Économie du partage, ton univers impitoyable

Publié le 24 octobre 2016, dans Revue de presse Économie du partage, ton univers impitoyable
Les grandes enseignes de l’économie du «partage» prétendent offrir une alternative démocratique et désintéressée au commerce de masse. L’écrivain canado-britannique a cherché à vérifier. Son enquête vire au réquisitoire.

En recherche d’une chambre, d’un appartement où dormir lors de votre prochain déplacement? D’un véhicule de transport avec chauffeur (VTC)? Certains ont une réponse devenue pavlovienne au fil du temps: rendez-vous sur les sites d’Airbnb, d’Uber ou de toute autre entreprise proposant de tels services. Ces dernières constituent ce qu’on appelle l’économie du «partage» qui, au départ, prétend développer «les échanges entre pairs plutôt qu’entre organisations hiérarchiques».

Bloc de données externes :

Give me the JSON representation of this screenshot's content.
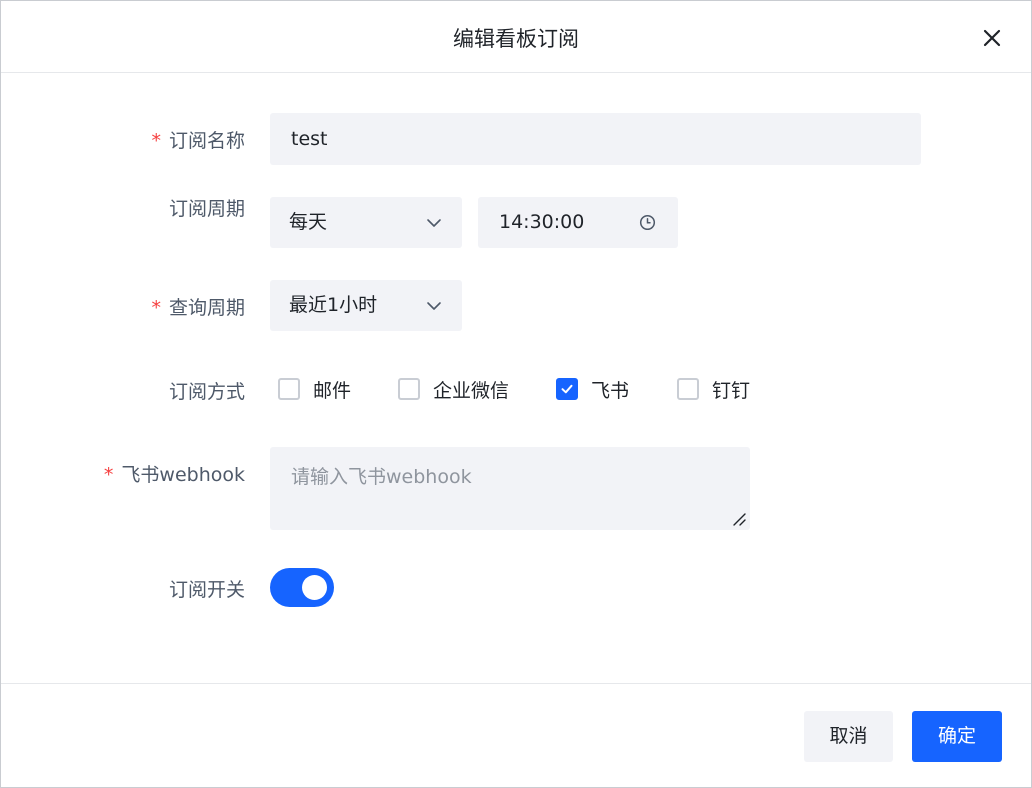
{
  "dialog": {
    "title": "编辑看板订阅"
  },
  "form": {
    "name": {
      "label": "订阅名称",
      "required": "*",
      "value": "test"
    },
    "cycle": {
      "label": "订阅周期",
      "frequency": "每天",
      "time": "14:30:00"
    },
    "query_period": {
      "label": "查询周期",
      "required": "*",
      "value": "最近1小时"
    },
    "method": {
      "label": "订阅方式",
      "options": [
        {
          "label": "邮件",
          "checked": false
        },
        {
          "label": "企业微信",
          "checked": false
        },
        {
          "label": "飞书",
          "checked": true
        },
        {
          "label": "钉钉",
          "checked": false
        }
      ]
    },
    "webhook": {
      "label": "飞书webhook",
      "required": "*",
      "placeholder": "请输入飞书webhook",
      "value": ""
    },
    "switch": {
      "label": "订阅开关",
      "on": true
    }
  },
  "footer": {
    "cancel_label": "取消",
    "ok_label": "确定"
  },
  "colors": {
    "accent": "#1664ff",
    "required": "#f53f3f",
    "field_bg": "#f2f3f7"
  }
}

S’agit-il véritablement d’une relation «où l’argent n’entre pas en jeu», d’un monde motivé par «la générosité, le désir de donner ou d’aider»? Ces firmes qui brandissent l’ouverture comme un étendard quittent-elles le «domaine de la propriété privée»? Non, tranche Tom Slee. Dans cet environnement aux valeurs prétendues «progressistes», l’argent coule à flots, mais ne profite qu’à une minorité: les entrepreneurs, nouvelle caste d’intouchables. Intouchables, selon l’essayiste, car sans foi.

« Une seule logique, celle du libre marché »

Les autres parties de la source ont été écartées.